## 4.1 Introduction

The logistic problem discussed in Section 4 is how to tackle two types of bias for a finite sum problem in a decentralized environment using stochastic gradient descent. The finite sum problem is the minimization of an average of functions.
\begin{equation*}
    f(x) = \min_{x} \frac{1}{M} \sum_{i=1}^{M} f_i(x)
\end{equation*}
In a machine learning setting where there is a set of $M$ data points, we can interpret this problem as minimizing the average of $M$ error functions $f_i$ evaluated at the corresponding $i$th data point. Here we assume each $f_i$ is $L_i$-smooth and $f(x)$ is $\mu$-strongly convex. The first bias comes from the inaccurate gradient estimation due to the stochatic nature of SGD, which can be resolved with a stochastic variance reduced gradient descent (SVRG). The second type of bias is introduced due to the concensus bias of gradient estimation in a decentralized environment, which can be addressed using exact diffusion.

### 4.1.1 Organization

The organization of Section 4 is as follows: \[Will add link when these sections are ready\]

- Sec. 4.2 Stochastic Variance Reduced Gradient Descent

- Sec. 4.3 Decentralized Exact Diffusion

- Sec. 4.4 Combine SVRG and Exact Diffusion together

### 4.1.2 Initialize BlueFog and test it

All contents in this section are displayed in Jupyter notebook, and all experimental examples are written with BlueFog and iParallel. Readers not familiar with how to run BlueFog in ipython notebook environment is encouraged to read Sec. [HelloWorld section] first. In the following codes, we will initialize BlueFog and test whether it works normally.

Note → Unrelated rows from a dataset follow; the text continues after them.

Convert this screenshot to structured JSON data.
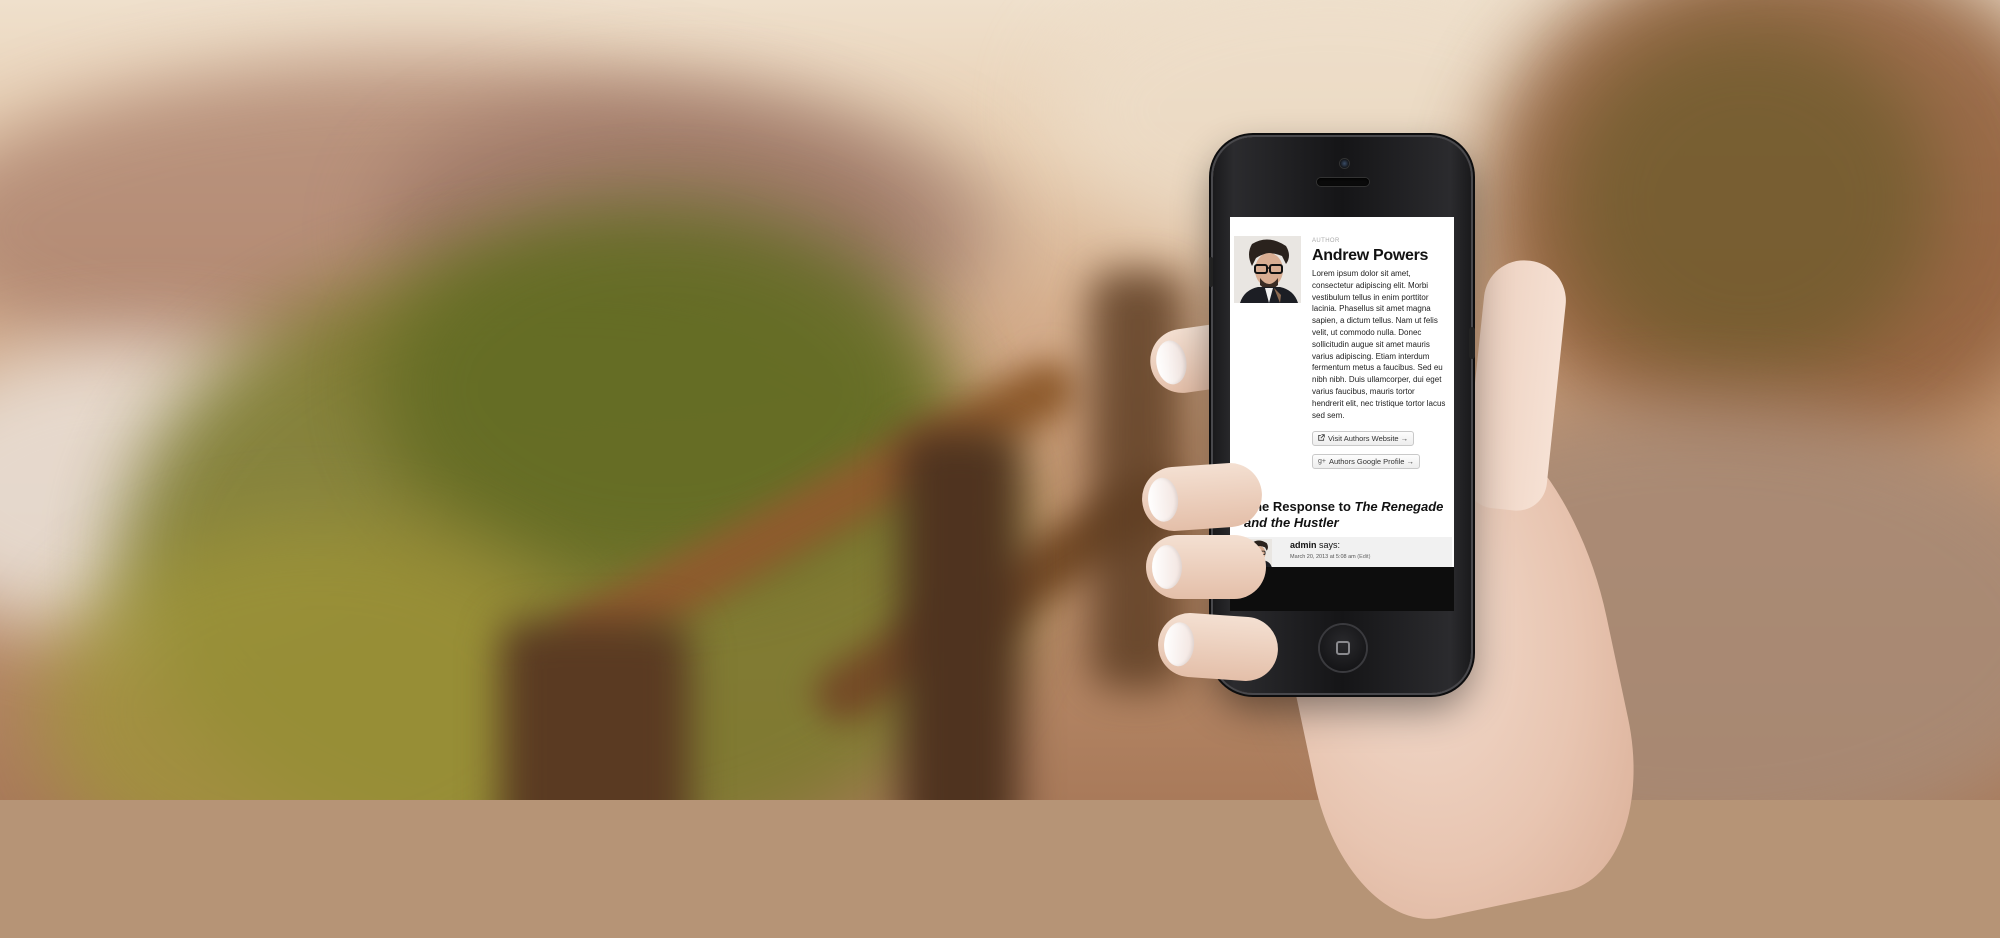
{
  "author_section": {
    "label": "AUTHOR",
    "name": "Andrew Powers",
    "bio": "Lorem ipsum dolor sit amet, consectetur adipiscing elit. Morbi vestibulum tellus in enim porttitor lacinia. Phasellus sit amet magna sapien, a dictum tellus. Nam ut felis velit, ut commodo nulla. Donec sollicitudin augue sit amet mauris varius adipiscing. Etiam interdum fermentum metus a faucibus. Sed eu nibh nibh. Duis ullamcorper, dui eget varius faucibus, mauris tortor hendrerit elit, nec tristique tortor lacus sed sem.",
    "website_button": "Visit Authors Website →",
    "website_icon": "external-link-icon",
    "google_button": "Authors Google Profile →",
    "google_icon": "google-plus-icon"
  },
  "comments": {
    "title_prefix": "One Response to ",
    "title_post": "The Renegade and the Hustler",
    "items": [
      {
        "author": "admin",
        "says": " says:",
        "date": "March 20, 2013 at 5:08 am",
        "edit": "(Edit)"
      }
    ]
  },
  "colors": {
    "phone_body": "#151517",
    "page_background": "#ffffff",
    "comment_background": "#f1f1f1"
  }
}
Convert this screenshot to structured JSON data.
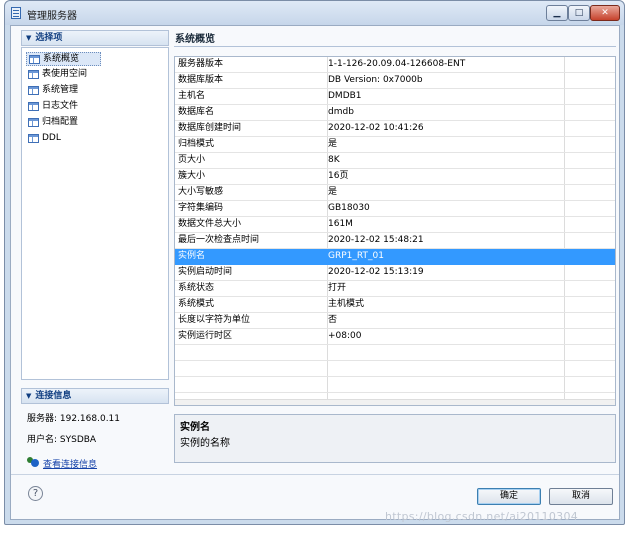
{
  "window": {
    "title": "管理服务器"
  },
  "left": {
    "select_header": "选择项",
    "nav_items": [
      {
        "label": "系统概览",
        "selected": true
      },
      {
        "label": "表使用空间",
        "selected": false
      },
      {
        "label": "系统管理",
        "selected": false
      },
      {
        "label": "日志文件",
        "selected": false
      },
      {
        "label": "归档配置",
        "selected": false
      },
      {
        "label": "DDL",
        "selected": false
      }
    ],
    "conn_header": "连接信息",
    "server": "服务器: 192.168.0.11",
    "user": "用户名: SYSDBA",
    "view_link": "查看连接信息"
  },
  "main": {
    "title": "系统概览",
    "rows": [
      {
        "k": "服务器版本",
        "v": "1-1-126-20.09.04-126608-ENT"
      },
      {
        "k": "数据库版本",
        "v": "DB Version: 0x7000b"
      },
      {
        "k": "主机名",
        "v": "DMDB1"
      },
      {
        "k": "数据库名",
        "v": "dmdb"
      },
      {
        "k": "数据库创建时间",
        "v": "2020-12-02 10:41:26"
      },
      {
        "k": "归档模式",
        "v": "是"
      },
      {
        "k": "页大小",
        "v": "8K"
      },
      {
        "k": "簇大小",
        "v": "16页"
      },
      {
        "k": "大小写敏感",
        "v": "是"
      },
      {
        "k": "字符集编码",
        "v": "GB18030"
      },
      {
        "k": "数据文件总大小",
        "v": "161M"
      },
      {
        "k": "最后一次检查点时间",
        "v": "2020-12-02 15:48:21"
      },
      {
        "k": "实例名",
        "v": "GRP1_RT_01",
        "selected": true
      },
      {
        "k": "实例启动时间",
        "v": "2020-12-02 15:13:19"
      },
      {
        "k": "系统状态",
        "v": "打开"
      },
      {
        "k": "系统模式",
        "v": "主机模式"
      },
      {
        "k": "长度以字符为单位",
        "v": "否"
      },
      {
        "k": "实例运行时区",
        "v": "+08:00"
      }
    ],
    "desc_title": "实例名",
    "desc_text": "实例的名称"
  },
  "footer": {
    "help": "?",
    "ok": "确定",
    "cancel": "取消"
  },
  "watermark": "https://blog.csdn.net/ai20110304",
  "colors": {
    "selection": "#3399ff",
    "link": "#1441a8"
  }
}
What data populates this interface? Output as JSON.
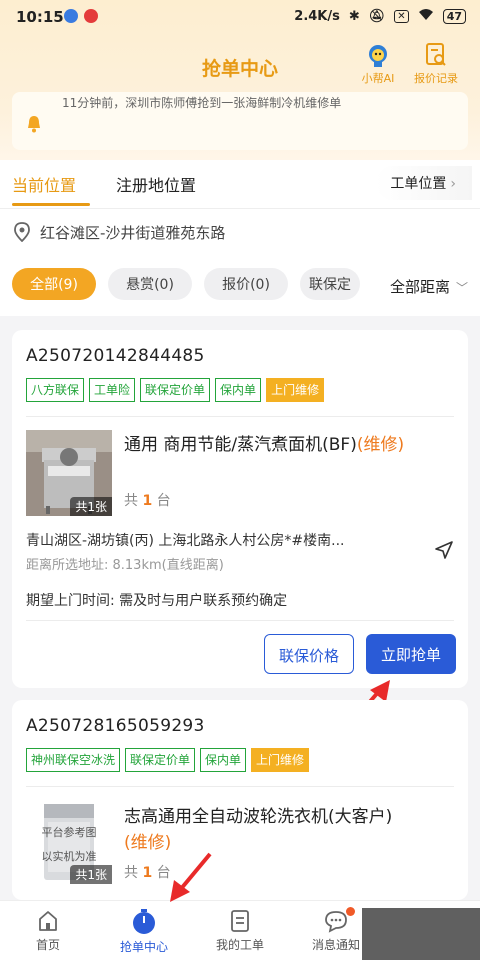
{
  "status_bar": {
    "time": "10:15",
    "net_speed": "2.4K/s",
    "battery": "47"
  },
  "header": {
    "title": "抢单中心",
    "ai_label": "小帮AI",
    "quote_record_label": "报价记录"
  },
  "notice": {
    "text": "11分钟前，深圳市陈师傅抢到一张海鲜制冷机维修单"
  },
  "location_tabs": {
    "current": "当前位置",
    "registered": "注册地位置",
    "order_location": "工单位置"
  },
  "address": "红谷滩区-沙井街道雅苑东路",
  "filters": {
    "chips": [
      "全部(9)",
      "悬赏(0)",
      "报价(0)",
      "联保定"
    ],
    "sort": "全部距离"
  },
  "orders": [
    {
      "order_no": "A250720142844485",
      "tags": [
        "八方联保",
        "工单险",
        "联保定价单",
        "保内单",
        "上门维修"
      ],
      "photo_count": "共1张",
      "product_name": "通用 商用节能/蒸汽煮面机(BF)",
      "repair_label": "(维修)",
      "qty_prefix": "共",
      "qty_value": "1",
      "qty_suffix": "台",
      "address": "青山湖区-湖坊镇(丙) 上海北路永人村公房*#楼南...",
      "distance": "距离所选地址: 8.13km(直线距离)",
      "expect_time": "期望上门时间: 需及时与用户联系预约确定",
      "btn_price": "联保价格",
      "btn_grab": "立即抢单"
    },
    {
      "order_no": "A250728165059293",
      "tags": [
        "神州联保空冰洗",
        "联保定价单",
        "保内单",
        "上门维修"
      ],
      "photo_text_1": "平台参考图",
      "photo_text_2": "以实机为准",
      "photo_count": "共1张",
      "product_name": "志高通用全自动波轮洗衣机(大客户)",
      "repair_label": "(维修)",
      "qty_prefix": "共",
      "qty_value": "1",
      "qty_suffix": "台"
    }
  ],
  "bottom_nav": {
    "items": [
      "首页",
      "抢单中心",
      "我的工单",
      "消息通知"
    ],
    "active": "抢单中心"
  },
  "colors": {
    "accent_orange": "#e79a14",
    "primary_blue": "#2a5bd7",
    "tag_green": "#23a43a",
    "repair_orange": "#ee7a1e"
  }
}
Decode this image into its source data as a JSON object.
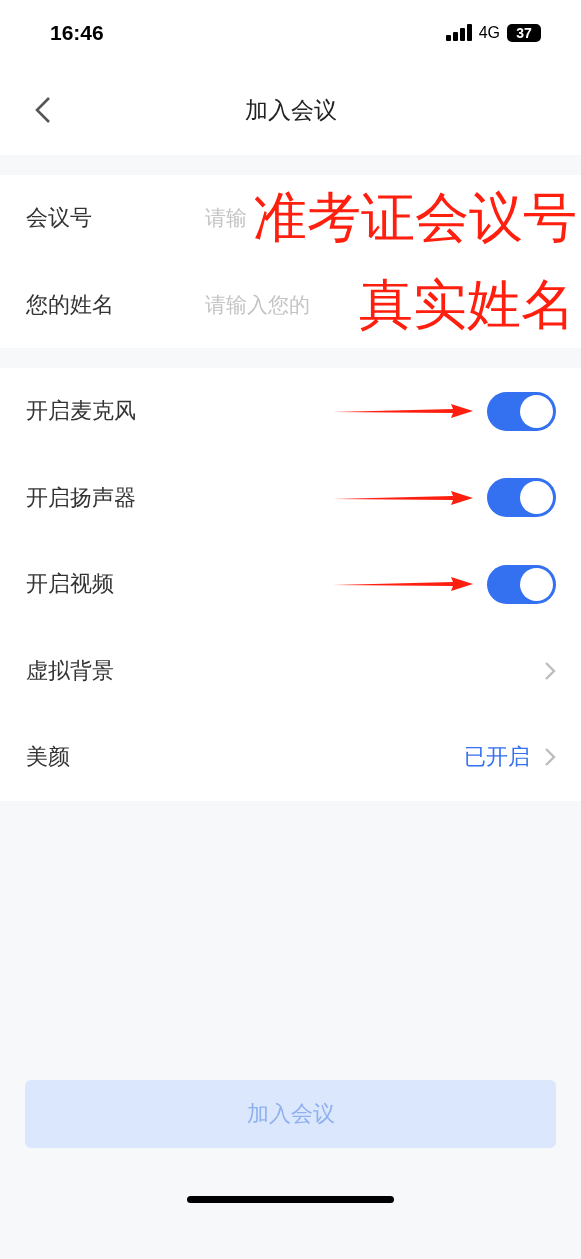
{
  "status_bar": {
    "time": "16:46",
    "network": "4G",
    "battery": "37"
  },
  "nav": {
    "title": "加入会议"
  },
  "fields": [
    {
      "label": "会议号",
      "placeholder": "请输",
      "note": "准考证会议号"
    },
    {
      "label": "您的姓名",
      "placeholder": "请输入您的",
      "note": "真实姓名"
    }
  ],
  "settings": [
    {
      "kind": "toggle",
      "label": "开启麦克风",
      "on": true,
      "arrow": true
    },
    {
      "kind": "toggle",
      "label": "开启扬声器",
      "on": true,
      "arrow": true
    },
    {
      "kind": "toggle",
      "label": "开启视频",
      "on": true,
      "arrow": true
    },
    {
      "kind": "link",
      "label": "虚拟背景"
    },
    {
      "kind": "link",
      "label": "美颜",
      "value": "已开启"
    }
  ],
  "join_button": {
    "label": "加入会议",
    "disabled": true
  }
}
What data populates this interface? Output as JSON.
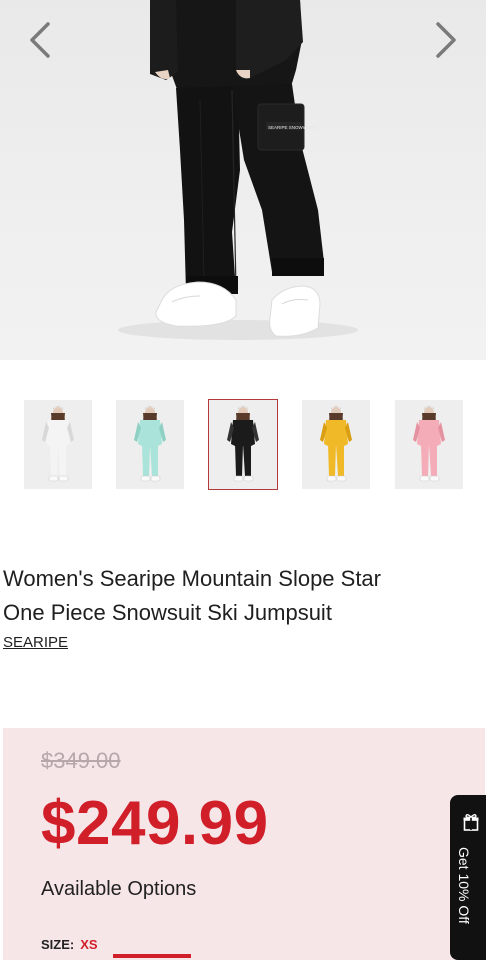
{
  "hero": {
    "prev_icon": "chevron-left-icon",
    "next_icon": "chevron-right-icon",
    "patch_text": "SEARIPE SNOWWEAR"
  },
  "thumbnails": [
    {
      "color": "white",
      "suit": "#f4f4f4",
      "accent": "#d8d8d8"
    },
    {
      "color": "mint",
      "suit": "#a9e3d9",
      "accent": "#8fd0c5"
    },
    {
      "color": "black",
      "suit": "#1b1b1b",
      "accent": "#333333"
    },
    {
      "color": "yellow",
      "suit": "#f0b928",
      "accent": "#d99e12"
    },
    {
      "color": "pink",
      "suit": "#f4adb8",
      "accent": "#e592a0"
    }
  ],
  "selected_thumbnail": 2,
  "product": {
    "title_line1": "Women's Searipe Mountain Slope Star",
    "title_line2": "One Piece Snowsuit Ski Jumpsuit",
    "brand": "SEARIPE"
  },
  "pricing": {
    "old_price": "$349.00",
    "new_price": "$249.99",
    "options_label": "Available Options",
    "size_label": "SIZE:",
    "size_value": "XS"
  },
  "side_tab": {
    "text": "Get 10% Off",
    "icon": "gift-icon"
  },
  "colors": {
    "accent_red": "#d11f2a",
    "price_box_bg": "#f7e6e8",
    "selected_outline": "#b33a3a"
  }
}
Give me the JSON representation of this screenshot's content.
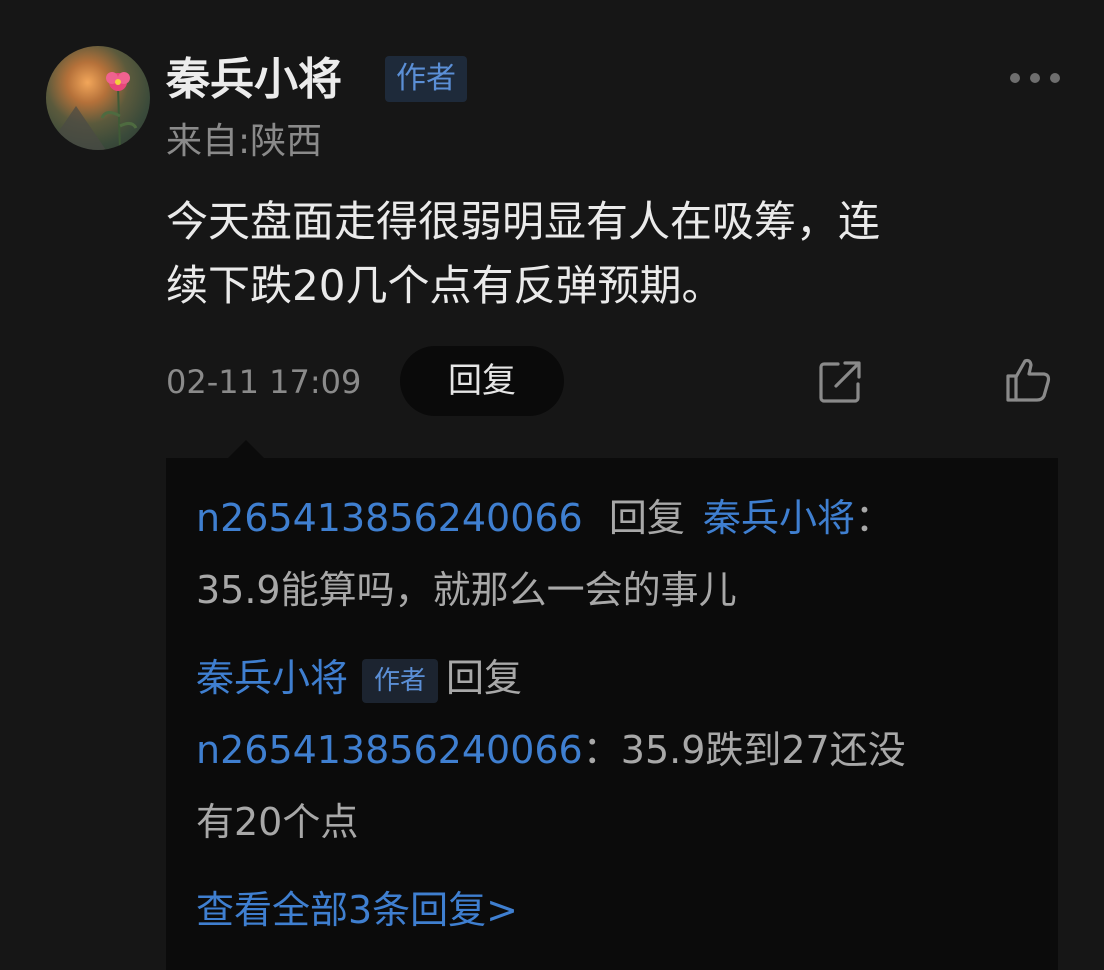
{
  "post": {
    "username": "秦兵小将",
    "author_tag": "作者",
    "location": "来自:陕西",
    "content_line1": "今天盘面走得很弱明显有人在吸筹，连",
    "content_line2": "续下跌20几个点有反弹预期。",
    "timestamp": "02-11 17:09",
    "reply_button": "回复"
  },
  "replies": {
    "r1_user": "n265413856240066",
    "r1_reply_word": "回复",
    "r1_target": "秦兵小将",
    "r1_colon": "：",
    "r1_text": "35.9能算吗，就那么一会的事儿",
    "r2_user": "秦兵小将",
    "r2_tag": "作者",
    "r2_reply_word": "回复",
    "r2_target": "n265413856240066",
    "r2_colon": "：",
    "r2_text1": "35.9跌到27还没",
    "r2_text2": "有20个点",
    "view_all": "查看全部3条回复>"
  },
  "icons": {
    "more": "more-icon",
    "share": "share-icon",
    "like": "thumbs-up-icon"
  },
  "colors": {
    "background": "#161616",
    "reply_box": "#0b0b0b",
    "link_blue": "#3f7fd0",
    "tag_text": "#5b8fd6"
  }
}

In the following code, you should be able to see the id of your CPUs. We use 4 CPUs to conduct the following experiment.

In [1]:
import ipyparallel as ipp

rc = ipp.Client(profile='bluefog')
rc.ids

[0, 1, 2, 3]

Let each agent import necessary modules and then initialize BlueFog. You should be able to see the printed information like:  

> \[stdout:0\] Hello, I am 1 among 4 processes
> 
> ...

In [2]:
%%px
import numpy as np
import bluefog.torch as bf
import torch
from bluefog.common import topology_util
import networkx as nx

bf.init()
print(f"Hello, I am {bf.rank()} among {bf.size()} processes")

[stdout:0] Hello, I am 2 among 4 processes
[stdout:1] Hello, I am 1 among 4 processes
[stdout:2] Hello, I am 0 among 4 processes
[stdout:3] Hello, I am 3 among 4 processes


Push seed to each agent so that the simulation can be reproduced.

In [3]:
dview = rc[:] # A DirectView of all engines
dview.block=True

# Push the data into all workers
dview.push({'seed': 2021}, block=True)

[None, None, None, None]

After running the following code, you should be able to see the printed information like 

> \[stdout:0\] I received seed as value:  2021
> 
> ...

In [5]:
%%px
print("I received seed as value: ", seed)

[stdout:0] I received seed as value:  2021
[stdout:1] I received seed as value:  2021
[stdout:2] I received seed as value:  2021
[stdout:3] I received seed as value:  2021


Congratulations! Your BlueFog is initialized and tested successfully.